La voz ronca del que fuera médico forense persiguió a Bertegui durante todo el trayecto hasta la comisaría… Conducir hacia Laville-Saint-Jour después de esa conversación adquiría tintes de irrealidad: ante cada cara que se cruzaba en su camino, tenía que hacer esfuerzos para no pensar en la historia oficiosa de la ciudad, una historia que en la oficina de turismo se cuidaban de mencionar cuando presentaba la joya de Borgoña. Todos primos… todos criminales en potencia, por tanto… o hijos de… o víctimas de… Había que volver a partir de cero. En todo, es decir desde lo del caso Talcot. Si de verdad invocaban a la «vieja» —pensándolo bien, y por muy sin sentido que pudiera resultar el concepto, ¿qué otra cosa podían hacer con un fragmento de espejo, en lo profundo de un parque, que tenía restos de sangre de una mujer muerta hacía siete años?—, si la invocaban, pues, es porque quizá estuvieran vinculados a ella. Por lazos de sangre, precisamente. O, como había explicado Lieberman, mediante la iniciación.

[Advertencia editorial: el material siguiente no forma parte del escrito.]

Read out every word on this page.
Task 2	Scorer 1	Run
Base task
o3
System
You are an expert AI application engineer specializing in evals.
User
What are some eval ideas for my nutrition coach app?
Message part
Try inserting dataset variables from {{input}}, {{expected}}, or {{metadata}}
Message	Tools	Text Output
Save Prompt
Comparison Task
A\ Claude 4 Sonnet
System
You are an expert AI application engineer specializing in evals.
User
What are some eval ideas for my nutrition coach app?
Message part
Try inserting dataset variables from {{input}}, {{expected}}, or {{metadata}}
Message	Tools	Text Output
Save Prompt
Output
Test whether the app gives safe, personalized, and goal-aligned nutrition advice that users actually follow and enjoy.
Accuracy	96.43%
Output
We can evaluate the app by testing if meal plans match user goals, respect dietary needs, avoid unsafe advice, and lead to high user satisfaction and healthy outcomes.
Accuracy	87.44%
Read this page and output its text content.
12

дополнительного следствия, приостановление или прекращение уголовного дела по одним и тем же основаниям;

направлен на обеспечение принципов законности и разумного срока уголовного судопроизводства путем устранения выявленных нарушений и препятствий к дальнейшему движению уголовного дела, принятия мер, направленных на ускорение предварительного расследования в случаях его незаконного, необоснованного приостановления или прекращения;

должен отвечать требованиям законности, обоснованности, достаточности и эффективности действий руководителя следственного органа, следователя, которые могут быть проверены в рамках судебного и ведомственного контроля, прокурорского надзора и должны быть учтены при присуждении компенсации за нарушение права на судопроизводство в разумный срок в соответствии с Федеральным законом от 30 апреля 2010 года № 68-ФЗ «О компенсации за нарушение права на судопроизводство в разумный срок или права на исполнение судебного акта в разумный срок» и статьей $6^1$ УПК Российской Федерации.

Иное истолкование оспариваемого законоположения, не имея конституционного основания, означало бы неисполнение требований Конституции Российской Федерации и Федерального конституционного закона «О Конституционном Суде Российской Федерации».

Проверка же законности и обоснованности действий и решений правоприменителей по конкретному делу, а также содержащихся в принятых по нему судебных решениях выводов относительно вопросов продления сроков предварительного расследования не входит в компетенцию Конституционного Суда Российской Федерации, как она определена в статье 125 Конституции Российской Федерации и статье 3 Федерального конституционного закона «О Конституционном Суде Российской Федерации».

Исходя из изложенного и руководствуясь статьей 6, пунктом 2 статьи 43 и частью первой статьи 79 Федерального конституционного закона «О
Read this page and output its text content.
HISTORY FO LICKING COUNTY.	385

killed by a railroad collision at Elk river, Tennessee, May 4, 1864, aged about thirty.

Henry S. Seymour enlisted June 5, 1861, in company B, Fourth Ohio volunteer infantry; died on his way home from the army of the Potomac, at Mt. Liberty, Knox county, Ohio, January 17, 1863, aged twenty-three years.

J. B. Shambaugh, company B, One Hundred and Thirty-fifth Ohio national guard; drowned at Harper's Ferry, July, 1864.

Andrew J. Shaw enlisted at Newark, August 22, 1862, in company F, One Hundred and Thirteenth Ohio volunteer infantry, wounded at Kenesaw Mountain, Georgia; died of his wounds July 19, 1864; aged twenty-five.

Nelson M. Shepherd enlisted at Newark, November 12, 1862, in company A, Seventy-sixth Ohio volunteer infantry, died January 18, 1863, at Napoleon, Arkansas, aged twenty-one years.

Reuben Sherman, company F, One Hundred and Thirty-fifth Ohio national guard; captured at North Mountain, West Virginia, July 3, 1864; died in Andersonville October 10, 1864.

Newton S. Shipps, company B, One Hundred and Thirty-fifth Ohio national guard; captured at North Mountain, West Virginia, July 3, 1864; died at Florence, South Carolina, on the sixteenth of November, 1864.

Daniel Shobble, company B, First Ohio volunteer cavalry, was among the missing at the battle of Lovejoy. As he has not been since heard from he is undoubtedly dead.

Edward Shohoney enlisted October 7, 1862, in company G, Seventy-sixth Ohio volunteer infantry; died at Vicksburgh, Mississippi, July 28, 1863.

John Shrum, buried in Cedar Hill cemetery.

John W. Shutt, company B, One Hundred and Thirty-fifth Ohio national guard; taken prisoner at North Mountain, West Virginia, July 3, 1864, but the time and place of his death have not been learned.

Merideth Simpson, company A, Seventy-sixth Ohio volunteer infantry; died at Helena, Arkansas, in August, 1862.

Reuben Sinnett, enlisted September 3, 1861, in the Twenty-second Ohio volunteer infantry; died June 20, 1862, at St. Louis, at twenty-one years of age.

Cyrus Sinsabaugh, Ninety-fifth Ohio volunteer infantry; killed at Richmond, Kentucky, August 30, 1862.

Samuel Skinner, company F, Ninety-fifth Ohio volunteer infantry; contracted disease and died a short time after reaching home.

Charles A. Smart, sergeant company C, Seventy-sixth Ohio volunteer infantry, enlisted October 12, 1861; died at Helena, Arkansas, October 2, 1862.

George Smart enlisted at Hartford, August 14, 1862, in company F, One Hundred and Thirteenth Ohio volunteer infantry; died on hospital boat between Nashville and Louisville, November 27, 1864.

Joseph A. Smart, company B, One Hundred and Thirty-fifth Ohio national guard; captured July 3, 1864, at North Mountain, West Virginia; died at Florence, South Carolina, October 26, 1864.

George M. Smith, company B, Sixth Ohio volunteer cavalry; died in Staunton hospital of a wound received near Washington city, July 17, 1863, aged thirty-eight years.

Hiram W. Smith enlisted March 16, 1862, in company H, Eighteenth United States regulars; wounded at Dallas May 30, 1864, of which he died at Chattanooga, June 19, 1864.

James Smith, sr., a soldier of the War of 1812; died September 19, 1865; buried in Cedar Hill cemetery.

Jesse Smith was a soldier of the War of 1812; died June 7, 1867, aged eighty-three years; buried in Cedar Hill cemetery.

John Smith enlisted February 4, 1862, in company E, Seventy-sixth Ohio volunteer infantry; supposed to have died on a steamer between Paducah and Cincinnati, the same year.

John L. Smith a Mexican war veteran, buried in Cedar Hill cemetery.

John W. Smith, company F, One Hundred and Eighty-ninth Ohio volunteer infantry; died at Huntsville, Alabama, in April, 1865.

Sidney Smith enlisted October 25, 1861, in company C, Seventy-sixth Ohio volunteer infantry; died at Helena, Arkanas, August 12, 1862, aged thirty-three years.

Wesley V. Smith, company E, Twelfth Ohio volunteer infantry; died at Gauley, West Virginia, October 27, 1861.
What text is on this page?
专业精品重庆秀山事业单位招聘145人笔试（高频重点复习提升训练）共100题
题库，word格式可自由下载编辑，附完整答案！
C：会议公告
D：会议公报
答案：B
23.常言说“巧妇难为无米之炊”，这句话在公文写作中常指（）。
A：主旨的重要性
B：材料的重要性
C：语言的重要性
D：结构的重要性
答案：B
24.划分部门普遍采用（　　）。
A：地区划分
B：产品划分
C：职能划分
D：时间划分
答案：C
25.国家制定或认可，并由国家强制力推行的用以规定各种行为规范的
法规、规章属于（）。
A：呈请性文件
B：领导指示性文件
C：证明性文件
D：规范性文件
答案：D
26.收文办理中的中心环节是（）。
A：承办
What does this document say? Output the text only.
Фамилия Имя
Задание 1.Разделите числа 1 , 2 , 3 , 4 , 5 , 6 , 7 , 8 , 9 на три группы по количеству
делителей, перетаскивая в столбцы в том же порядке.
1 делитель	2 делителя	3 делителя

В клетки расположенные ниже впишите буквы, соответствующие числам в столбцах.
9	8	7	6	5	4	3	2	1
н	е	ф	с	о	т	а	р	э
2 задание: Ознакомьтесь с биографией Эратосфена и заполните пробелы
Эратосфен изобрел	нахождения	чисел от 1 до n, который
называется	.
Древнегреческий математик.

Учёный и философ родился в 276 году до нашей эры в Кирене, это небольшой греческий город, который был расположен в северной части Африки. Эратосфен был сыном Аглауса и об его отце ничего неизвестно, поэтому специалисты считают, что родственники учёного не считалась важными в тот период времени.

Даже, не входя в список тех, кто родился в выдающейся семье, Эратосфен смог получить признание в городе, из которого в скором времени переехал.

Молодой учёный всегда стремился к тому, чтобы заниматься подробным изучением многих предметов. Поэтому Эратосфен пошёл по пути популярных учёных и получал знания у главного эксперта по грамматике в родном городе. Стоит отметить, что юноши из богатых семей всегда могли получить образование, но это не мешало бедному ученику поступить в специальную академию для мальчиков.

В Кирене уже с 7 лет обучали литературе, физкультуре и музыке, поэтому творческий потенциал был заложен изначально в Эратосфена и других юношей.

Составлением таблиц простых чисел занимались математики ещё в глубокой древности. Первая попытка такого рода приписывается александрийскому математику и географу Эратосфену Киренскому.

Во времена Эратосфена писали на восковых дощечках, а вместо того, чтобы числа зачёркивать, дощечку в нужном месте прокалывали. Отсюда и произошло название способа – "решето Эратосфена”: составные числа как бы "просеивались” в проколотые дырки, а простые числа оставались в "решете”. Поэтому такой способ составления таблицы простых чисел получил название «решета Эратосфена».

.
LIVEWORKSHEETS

Sí, así es como debía pensar en lo sucesivo: como un hijo de Laville-Saint-Jour. Llevar esa investigación con la lógica de un escéptico no lo llevaría a ninguna parte.
Malhumorado, dejó el coche en el aparcamiento reservado —la perspectiva de vestirse con el austero disfraz de villense de pura cepa no tenía nada de divertido—, recorrió la comisaría rezongando saludos distraídos. En el pasillo que conducía a su despacho en el segundo piso, escuchó al vuelo retazos de una conversación telefónica que se escapaban por una puerta abierta.
—Sí, ya me supongo que el cura aún está ahí, en principio, pero ¿ha habido violencia? ¿Algo roto?
Bertegui dio media vuelta, asomó la cabeza en el cuchitril amarillento en el que mangoneaba el cotarro el teniente Keller. Este, con su cabreo congénito y el culo sobre la mesa, mostraba el aspecto aburrido de un agente acostumbrado a los delirios y accesos de pánico de las señoras mayores, y a las denuncias entre vecinos que guerrean entre sí por un quítame allá esas pajas.